Empire Of The Fallen Comment Count

Brian


At around 3:00 on November 18th, 2006, I sat in the student section of Ohio Stadium and barely succeeded in not dissolving into a heap of tears worthy of Tammy Faye Baker as various bands and people paid tribute to Bo Schembechler. At that moment, the game that was about to unfold was quite literally the most important thing that ever had or ever would happen in my life. Michigan had to win.

Or what? Or I don't know what.

Five hours later I stood outside a Columbus 7-11 as the city, red-lit and ominous, exploded in hedonistic joy for their demon-coach and his demon-team. I waited for a man named Skeeter who would never come and silently decided that the true essence of adulthood was the realization that horrible things just happen and keep happening and they are unfair and there is no redemption at the end of things, ever, just more horrible things to have happen to you and the people you care about. And that "realization" is the right word there, not acceptance, because the things that are horrible are just unacceptable but they are real and you have to deal with them anyway.

I was a little melodramatic, maybe.

Or at least, that's what I thought. In September when I watched Chad Henne loft a prayer to Mario Manningham from the exit of section 44 -- I, wishing to flee the disaster scene as fast as possible, had bolted from my seat as soon as Appalachian State drew within chip-shot field goal range, content to watch the final throes from up above -- only for Shawn Crable to violate a basic principle of football 101 ("don't let that asshole block the field goal"), I revised my previous theory to something simpler: God is bored, and we are the ants under the magnifying glass.

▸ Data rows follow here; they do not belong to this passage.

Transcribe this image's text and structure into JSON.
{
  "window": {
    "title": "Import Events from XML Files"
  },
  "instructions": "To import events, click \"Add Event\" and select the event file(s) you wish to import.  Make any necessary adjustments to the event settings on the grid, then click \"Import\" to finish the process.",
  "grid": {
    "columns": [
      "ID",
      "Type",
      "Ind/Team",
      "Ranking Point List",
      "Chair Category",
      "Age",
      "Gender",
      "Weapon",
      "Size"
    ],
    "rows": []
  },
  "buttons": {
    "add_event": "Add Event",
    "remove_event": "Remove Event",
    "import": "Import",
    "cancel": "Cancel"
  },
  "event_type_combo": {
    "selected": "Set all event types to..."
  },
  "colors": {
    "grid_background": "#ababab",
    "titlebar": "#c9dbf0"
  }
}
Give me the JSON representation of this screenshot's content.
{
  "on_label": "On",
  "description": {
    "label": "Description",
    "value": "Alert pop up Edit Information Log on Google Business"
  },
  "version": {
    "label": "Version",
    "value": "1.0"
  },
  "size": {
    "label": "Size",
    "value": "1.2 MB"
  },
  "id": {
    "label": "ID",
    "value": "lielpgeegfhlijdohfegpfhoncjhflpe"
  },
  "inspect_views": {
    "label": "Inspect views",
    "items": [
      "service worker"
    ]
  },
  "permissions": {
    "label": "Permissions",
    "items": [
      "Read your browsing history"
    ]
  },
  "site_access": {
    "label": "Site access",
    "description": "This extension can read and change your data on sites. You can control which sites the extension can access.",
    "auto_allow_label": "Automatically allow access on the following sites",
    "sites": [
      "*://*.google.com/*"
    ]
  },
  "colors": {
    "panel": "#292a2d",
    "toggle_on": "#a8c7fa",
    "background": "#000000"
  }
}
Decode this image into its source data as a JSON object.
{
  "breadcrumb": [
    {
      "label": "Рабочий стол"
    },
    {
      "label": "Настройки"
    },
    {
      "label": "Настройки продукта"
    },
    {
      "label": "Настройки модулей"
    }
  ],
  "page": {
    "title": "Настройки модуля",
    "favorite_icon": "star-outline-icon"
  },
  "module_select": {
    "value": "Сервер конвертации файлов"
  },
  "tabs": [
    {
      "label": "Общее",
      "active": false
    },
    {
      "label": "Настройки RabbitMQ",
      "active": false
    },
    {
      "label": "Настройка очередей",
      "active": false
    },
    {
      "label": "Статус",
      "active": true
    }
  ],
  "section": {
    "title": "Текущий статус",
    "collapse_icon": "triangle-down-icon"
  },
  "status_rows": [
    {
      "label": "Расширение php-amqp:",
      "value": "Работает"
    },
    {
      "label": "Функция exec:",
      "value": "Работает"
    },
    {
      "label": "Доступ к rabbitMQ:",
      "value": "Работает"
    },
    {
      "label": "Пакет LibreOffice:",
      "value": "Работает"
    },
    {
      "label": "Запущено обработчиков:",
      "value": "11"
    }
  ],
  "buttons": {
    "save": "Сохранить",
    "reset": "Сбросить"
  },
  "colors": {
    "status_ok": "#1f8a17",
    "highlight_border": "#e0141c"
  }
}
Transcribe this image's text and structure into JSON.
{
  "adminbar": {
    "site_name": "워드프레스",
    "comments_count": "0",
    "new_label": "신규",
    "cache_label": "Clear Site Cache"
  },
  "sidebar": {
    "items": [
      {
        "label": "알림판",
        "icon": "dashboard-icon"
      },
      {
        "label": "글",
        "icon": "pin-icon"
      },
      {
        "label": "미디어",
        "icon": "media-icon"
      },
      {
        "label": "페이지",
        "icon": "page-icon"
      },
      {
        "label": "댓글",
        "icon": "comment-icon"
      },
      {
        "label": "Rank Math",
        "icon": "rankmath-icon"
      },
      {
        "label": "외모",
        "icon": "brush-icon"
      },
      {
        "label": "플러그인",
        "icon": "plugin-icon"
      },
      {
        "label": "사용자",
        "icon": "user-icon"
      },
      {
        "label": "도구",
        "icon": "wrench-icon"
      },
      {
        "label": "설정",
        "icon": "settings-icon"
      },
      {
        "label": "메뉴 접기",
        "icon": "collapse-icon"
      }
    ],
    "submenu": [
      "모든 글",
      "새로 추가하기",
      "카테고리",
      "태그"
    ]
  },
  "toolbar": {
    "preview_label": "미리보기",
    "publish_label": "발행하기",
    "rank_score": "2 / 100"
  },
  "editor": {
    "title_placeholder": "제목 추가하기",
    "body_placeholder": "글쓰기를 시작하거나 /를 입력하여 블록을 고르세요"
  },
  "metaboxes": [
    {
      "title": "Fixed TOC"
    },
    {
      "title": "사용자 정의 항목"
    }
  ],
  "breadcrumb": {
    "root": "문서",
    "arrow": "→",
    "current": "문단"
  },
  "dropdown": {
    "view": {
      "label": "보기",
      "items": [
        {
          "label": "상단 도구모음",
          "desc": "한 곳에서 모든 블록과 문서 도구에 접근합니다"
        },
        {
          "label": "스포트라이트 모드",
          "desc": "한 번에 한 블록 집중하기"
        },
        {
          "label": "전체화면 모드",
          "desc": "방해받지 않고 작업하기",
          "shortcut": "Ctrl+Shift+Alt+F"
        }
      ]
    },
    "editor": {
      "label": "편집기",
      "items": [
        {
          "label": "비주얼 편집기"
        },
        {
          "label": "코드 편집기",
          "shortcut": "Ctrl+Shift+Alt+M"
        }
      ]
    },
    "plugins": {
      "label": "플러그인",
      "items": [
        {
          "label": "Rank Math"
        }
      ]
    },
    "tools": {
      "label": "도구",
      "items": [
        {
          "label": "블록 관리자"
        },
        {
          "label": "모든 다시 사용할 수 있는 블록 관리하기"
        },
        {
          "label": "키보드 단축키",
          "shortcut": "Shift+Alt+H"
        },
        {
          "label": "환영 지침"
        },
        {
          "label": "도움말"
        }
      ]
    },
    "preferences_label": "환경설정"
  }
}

Going into this year I had simple desires. I wanted to beat Ohio State, I wanted to win a BCS bowl, and I wanted Lloyd Carr to sail off into the sunset a respected, though probably not exactly revered, old jedi, Obi-Wan-style. And I wanted to see Mike Hart run. Shockingly, all these things remain on the table for Michigan if they can beat Ohio State, which -- as detailed earlier today -- the old brain thinks is pretty damn unlikely. And to fail one last time when everything is on the line... well... just fuck, man.

So I'm tired, and I'm sad, and I don't think any of us is going to get what we want. Maybe that's just detachment and preparing myself for defeat so it's easier when it actually comes but I don't think so. Because it's not easy to consider Mike Hart walking off that field a final time, head down, as Ohio State players clench roses in their teeth. It's not easy to envision Henne and Hart and Long and Manningham resigned to a dusky corner of Michigan history revisited only by force when economics professors go "WOOO 0-4 Mike Hart" in your face when they present their stupid studies about the AP poll at academic conference "WOOO 6-1 Jim Tressel".


But then there's Hart. Yesterday a Syracuse-area radio host called me for some quotes on Hart yesterday, and I obliged, objecting to the idea of "swagger" and describing Hart's career-in-microcosm eight-yarder against Penn State in 2005. A final question brought me short, though, something about the feelings of Michigan fans as Hart takes the field for the final time in Michigan Stadium. I don't recall the exact phrasing.

I stopped, and when I continued after a moment the words were halting, wavering, on the edge of collapse. What they were didn't matter. I can't encapsulate four years of glory and pain in three sentences. But a catch in the throat after an innocuous question can.

I am done thinking. Michigan is listless in the last days of a dying empire, but Mike Hart will run out of the tunnel and I will believe until I can't or I don't have to anymore. Go Blue.

Comments

dakotapalm

September 13th, 2010 at 10:57 PM ^

I asked my then-fiancee to read this "column" when you published it. After this and several more of the weighty pieces you have written, she began to understand the obsession that I have is not about a football game or a football team, but it is about observing a portion in time of an Epic, the struggle of heroes, the rise and fall of an empire and its phoenix-esque rebirth.

 

At least that's what I tell myself. I'm not sure if she got it, but she seemed to have more sympathy after the losses.